なぜ日本にブラジル人が多いの?

日本でよく見かけるブラジル人。特に群馬県の大泉町では、町の人口に占める外国人の割合が非常に高く、その多くがブラジル出身です。この背景には、1990年の入管法の改正が大きく関わっています。

当時、日本は労働力不足を補うために、日系人を対象にした「定住者」ビザを新設しました。このビザにより、日本人の子孫である日系ブラジル人なら、比較的容易に日本で働きながら暮らせるようになったのです。
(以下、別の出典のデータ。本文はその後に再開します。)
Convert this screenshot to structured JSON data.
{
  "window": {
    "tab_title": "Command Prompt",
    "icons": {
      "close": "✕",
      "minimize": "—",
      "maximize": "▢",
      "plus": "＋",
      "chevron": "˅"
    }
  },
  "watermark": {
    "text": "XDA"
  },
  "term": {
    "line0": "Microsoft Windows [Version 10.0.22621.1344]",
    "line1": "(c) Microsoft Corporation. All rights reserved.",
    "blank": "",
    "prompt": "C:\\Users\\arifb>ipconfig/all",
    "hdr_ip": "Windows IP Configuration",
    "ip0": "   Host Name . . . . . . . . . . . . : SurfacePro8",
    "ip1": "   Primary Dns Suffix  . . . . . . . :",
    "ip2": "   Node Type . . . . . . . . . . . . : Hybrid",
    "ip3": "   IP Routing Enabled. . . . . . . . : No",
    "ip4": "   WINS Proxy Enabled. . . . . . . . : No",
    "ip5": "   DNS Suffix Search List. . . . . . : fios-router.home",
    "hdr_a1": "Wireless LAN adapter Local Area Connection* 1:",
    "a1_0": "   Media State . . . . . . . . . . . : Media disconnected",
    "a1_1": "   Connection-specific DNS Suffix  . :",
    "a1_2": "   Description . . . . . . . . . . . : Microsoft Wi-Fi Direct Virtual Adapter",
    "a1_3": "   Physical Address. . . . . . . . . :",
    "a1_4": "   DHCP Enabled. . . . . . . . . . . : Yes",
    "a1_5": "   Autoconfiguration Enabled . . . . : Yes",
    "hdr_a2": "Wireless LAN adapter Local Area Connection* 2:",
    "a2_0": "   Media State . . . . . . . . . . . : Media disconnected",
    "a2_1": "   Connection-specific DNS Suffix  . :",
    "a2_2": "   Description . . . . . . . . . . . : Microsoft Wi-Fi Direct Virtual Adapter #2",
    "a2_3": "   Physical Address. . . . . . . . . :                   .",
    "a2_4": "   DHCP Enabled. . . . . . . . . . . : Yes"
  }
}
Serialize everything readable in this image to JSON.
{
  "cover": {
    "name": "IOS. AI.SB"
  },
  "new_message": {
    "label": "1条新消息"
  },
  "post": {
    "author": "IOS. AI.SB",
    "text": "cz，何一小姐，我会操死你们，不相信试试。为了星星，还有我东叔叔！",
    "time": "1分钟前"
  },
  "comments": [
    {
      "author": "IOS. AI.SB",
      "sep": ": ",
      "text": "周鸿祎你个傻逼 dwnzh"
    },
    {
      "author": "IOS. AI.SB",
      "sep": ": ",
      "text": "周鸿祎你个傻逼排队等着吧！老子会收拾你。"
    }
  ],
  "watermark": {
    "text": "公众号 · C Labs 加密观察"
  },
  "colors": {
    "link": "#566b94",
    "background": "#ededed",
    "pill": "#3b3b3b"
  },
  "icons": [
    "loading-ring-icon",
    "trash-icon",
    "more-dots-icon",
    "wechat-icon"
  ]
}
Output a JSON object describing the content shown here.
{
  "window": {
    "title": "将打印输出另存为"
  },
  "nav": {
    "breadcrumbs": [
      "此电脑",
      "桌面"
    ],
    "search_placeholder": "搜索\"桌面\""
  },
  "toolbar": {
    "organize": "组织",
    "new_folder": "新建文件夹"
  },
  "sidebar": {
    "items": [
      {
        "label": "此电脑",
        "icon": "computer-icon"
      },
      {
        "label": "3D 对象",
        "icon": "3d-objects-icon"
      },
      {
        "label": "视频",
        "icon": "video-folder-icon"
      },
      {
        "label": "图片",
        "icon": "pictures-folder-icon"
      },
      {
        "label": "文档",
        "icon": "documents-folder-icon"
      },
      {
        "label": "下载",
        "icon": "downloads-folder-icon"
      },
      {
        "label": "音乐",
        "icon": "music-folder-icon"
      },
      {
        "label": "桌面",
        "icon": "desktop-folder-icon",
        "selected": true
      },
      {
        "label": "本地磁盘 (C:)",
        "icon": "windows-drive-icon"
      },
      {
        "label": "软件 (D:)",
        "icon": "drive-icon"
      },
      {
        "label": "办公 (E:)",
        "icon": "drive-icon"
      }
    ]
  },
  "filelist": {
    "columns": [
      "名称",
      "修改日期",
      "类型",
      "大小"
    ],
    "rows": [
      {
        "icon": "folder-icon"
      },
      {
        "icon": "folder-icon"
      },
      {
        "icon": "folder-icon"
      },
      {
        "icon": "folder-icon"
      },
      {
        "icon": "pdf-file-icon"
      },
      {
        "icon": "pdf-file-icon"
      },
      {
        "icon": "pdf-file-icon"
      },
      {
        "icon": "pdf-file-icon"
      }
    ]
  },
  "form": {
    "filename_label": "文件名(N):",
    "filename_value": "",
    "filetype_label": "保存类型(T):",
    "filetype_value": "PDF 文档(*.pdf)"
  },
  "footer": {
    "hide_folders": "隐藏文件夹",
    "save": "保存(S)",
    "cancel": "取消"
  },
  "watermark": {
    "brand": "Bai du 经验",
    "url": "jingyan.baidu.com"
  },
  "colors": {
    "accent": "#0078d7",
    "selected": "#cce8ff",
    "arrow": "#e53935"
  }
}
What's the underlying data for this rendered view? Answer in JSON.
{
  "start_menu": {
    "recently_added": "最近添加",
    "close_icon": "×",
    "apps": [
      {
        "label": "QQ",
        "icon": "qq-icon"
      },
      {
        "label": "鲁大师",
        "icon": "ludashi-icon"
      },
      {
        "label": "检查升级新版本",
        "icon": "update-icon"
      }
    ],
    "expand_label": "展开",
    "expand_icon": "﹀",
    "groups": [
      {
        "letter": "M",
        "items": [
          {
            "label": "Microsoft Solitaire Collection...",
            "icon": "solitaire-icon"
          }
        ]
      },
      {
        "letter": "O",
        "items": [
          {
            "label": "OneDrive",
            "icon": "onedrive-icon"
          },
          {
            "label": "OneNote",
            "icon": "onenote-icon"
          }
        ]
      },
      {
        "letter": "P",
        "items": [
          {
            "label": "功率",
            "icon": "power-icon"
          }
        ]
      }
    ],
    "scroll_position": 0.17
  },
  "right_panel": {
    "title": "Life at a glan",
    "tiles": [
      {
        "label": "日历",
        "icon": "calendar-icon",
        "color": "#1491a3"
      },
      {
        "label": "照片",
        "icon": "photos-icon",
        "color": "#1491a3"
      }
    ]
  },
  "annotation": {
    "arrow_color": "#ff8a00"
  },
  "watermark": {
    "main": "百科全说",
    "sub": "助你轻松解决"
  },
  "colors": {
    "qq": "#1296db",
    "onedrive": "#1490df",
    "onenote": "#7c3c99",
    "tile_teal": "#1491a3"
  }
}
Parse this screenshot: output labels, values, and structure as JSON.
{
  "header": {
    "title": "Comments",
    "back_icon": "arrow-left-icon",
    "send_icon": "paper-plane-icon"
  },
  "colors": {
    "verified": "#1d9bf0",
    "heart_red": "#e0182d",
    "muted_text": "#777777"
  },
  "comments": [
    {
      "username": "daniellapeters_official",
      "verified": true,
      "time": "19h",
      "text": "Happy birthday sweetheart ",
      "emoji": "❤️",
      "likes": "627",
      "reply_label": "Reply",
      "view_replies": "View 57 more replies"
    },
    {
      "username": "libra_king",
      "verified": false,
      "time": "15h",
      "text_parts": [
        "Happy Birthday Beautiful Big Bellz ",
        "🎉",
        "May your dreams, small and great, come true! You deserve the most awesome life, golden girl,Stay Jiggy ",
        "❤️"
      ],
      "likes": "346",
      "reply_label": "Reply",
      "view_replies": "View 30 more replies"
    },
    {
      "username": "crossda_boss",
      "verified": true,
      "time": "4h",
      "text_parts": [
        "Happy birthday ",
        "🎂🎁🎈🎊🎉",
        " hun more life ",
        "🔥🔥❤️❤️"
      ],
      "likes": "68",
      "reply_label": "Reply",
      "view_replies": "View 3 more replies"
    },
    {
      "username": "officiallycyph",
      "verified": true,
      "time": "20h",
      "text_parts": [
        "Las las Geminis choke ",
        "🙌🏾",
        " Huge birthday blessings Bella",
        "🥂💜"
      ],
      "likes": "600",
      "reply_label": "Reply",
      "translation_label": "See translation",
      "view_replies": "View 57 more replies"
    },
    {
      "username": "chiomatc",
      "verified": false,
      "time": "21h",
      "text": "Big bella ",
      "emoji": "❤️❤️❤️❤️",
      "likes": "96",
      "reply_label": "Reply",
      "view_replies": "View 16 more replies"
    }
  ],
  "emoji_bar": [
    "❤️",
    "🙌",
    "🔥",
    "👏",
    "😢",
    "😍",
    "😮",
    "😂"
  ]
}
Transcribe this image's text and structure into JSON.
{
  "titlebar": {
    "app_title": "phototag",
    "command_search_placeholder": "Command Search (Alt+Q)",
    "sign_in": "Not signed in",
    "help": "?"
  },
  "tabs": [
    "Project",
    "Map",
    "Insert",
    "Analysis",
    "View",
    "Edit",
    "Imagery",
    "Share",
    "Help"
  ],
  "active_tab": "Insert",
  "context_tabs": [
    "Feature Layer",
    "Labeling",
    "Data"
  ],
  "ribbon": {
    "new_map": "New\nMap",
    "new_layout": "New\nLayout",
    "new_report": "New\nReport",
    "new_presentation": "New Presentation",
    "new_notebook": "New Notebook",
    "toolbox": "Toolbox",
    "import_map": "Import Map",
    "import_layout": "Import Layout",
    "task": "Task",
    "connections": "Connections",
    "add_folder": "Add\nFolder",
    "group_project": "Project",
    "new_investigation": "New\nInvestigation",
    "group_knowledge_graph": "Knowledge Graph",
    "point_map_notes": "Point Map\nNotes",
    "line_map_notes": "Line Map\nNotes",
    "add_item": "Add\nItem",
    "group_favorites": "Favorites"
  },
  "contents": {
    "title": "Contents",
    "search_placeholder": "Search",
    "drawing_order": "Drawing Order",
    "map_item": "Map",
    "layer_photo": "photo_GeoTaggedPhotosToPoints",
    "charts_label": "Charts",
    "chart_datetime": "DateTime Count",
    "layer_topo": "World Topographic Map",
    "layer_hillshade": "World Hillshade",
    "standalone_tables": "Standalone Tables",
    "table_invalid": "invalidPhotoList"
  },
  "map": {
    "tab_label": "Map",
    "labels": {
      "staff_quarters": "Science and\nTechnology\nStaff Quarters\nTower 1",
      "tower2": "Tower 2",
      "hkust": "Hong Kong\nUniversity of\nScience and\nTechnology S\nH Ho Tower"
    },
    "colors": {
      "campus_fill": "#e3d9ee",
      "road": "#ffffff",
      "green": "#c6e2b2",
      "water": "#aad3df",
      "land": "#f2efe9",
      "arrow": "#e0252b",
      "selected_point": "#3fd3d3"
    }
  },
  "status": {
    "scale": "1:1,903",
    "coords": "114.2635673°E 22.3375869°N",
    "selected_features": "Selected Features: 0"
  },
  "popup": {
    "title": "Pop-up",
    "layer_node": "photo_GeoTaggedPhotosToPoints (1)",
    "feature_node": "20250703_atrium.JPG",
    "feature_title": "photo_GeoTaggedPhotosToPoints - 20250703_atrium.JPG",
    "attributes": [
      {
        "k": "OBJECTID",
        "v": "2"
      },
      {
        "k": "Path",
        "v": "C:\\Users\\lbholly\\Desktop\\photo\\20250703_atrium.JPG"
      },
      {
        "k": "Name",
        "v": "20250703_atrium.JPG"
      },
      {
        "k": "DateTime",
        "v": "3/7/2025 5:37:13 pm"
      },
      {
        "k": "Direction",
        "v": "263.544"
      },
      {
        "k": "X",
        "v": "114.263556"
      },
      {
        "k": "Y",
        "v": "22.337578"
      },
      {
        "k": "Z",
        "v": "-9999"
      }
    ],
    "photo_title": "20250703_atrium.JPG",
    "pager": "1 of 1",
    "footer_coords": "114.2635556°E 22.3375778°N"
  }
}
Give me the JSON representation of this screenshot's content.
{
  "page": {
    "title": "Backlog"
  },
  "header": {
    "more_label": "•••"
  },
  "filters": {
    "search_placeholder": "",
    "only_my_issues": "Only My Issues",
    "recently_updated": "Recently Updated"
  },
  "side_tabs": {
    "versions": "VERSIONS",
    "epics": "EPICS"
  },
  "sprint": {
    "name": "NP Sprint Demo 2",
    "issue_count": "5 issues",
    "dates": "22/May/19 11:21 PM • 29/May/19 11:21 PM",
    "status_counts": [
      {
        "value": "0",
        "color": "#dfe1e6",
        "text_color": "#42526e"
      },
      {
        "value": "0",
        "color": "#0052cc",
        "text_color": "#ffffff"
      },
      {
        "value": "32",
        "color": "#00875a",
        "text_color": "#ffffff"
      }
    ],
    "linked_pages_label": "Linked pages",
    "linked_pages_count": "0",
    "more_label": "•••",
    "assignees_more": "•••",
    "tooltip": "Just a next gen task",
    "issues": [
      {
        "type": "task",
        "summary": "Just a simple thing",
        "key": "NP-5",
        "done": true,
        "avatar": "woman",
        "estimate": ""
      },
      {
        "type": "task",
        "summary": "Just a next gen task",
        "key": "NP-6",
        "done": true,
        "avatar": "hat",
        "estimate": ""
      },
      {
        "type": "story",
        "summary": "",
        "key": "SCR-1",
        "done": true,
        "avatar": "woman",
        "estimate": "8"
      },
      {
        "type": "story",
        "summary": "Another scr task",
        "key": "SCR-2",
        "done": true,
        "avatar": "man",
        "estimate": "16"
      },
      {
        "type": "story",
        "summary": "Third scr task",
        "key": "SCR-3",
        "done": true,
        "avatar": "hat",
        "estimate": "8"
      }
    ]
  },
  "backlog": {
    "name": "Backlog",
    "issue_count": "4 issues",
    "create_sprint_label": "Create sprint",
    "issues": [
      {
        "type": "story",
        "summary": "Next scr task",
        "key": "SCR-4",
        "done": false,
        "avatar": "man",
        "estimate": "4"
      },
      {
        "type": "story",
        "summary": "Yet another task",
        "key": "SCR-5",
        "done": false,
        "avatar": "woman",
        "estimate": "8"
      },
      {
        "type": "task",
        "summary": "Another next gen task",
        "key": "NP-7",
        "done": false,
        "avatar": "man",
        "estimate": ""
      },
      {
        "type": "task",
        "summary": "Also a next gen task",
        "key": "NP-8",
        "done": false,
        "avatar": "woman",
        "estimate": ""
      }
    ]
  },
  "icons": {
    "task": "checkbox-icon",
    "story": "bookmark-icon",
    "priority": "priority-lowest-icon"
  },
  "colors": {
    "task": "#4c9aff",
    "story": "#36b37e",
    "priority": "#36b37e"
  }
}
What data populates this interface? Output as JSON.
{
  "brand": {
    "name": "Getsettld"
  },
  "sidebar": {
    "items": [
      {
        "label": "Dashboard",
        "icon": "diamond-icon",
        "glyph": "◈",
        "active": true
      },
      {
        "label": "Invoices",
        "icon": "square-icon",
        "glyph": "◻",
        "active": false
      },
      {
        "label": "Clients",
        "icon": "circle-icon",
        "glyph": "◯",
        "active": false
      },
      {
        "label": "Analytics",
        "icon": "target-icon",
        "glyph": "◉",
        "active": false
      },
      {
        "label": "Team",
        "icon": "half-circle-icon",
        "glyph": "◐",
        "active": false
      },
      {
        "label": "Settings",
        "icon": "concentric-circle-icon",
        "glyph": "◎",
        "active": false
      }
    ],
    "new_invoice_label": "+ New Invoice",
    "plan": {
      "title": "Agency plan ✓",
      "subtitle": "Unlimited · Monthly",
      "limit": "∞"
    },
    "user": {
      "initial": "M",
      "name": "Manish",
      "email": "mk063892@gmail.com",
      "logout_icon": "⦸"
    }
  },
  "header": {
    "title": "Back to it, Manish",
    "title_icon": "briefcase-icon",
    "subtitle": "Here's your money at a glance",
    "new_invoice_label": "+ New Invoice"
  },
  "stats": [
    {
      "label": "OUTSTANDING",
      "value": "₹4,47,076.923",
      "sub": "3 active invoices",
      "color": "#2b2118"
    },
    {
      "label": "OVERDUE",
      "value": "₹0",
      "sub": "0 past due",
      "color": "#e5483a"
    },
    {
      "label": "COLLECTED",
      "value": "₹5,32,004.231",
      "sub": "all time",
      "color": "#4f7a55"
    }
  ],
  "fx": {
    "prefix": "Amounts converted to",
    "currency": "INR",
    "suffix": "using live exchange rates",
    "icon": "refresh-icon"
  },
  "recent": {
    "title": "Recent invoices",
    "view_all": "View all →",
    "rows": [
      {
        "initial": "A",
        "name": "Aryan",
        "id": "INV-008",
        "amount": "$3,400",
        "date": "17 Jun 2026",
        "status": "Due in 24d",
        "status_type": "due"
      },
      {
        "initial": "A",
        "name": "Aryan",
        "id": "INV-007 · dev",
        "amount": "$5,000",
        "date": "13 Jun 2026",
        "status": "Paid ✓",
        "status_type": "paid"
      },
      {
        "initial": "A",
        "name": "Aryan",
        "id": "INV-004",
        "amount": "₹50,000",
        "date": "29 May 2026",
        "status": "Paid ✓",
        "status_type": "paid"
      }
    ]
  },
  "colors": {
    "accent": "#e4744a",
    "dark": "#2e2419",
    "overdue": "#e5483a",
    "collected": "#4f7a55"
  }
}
実際、南米に移住した日本人たちの子孫が、約100年後に「ルーツの国」である日本へ戻る形でやってきました。当初は自動車工場や製造業などの現場で多くの日系ブラジル人が働きました。彼らが安定した生活を築くと、家族や知人を呼び寄せるケースも増え、自然とコミュニティが広がっていったのです。

大泉町をはじめ、浜松、堺、熊本など、特定の地域にはブラジル人学校や教会、飲食店も増えており、文化の交流も深まっています。日本語を話す人も多く、子どもたちの中には両言語を自在に使い分ける人もいます。

ブラジル人が多い理由は、単なる経済的要因だけでなく、歴史的なルーツと家族の絆が背景にあるからこそ。今や彼らは日本の地域社会に溶け込み、多文化共生の象徴となっています。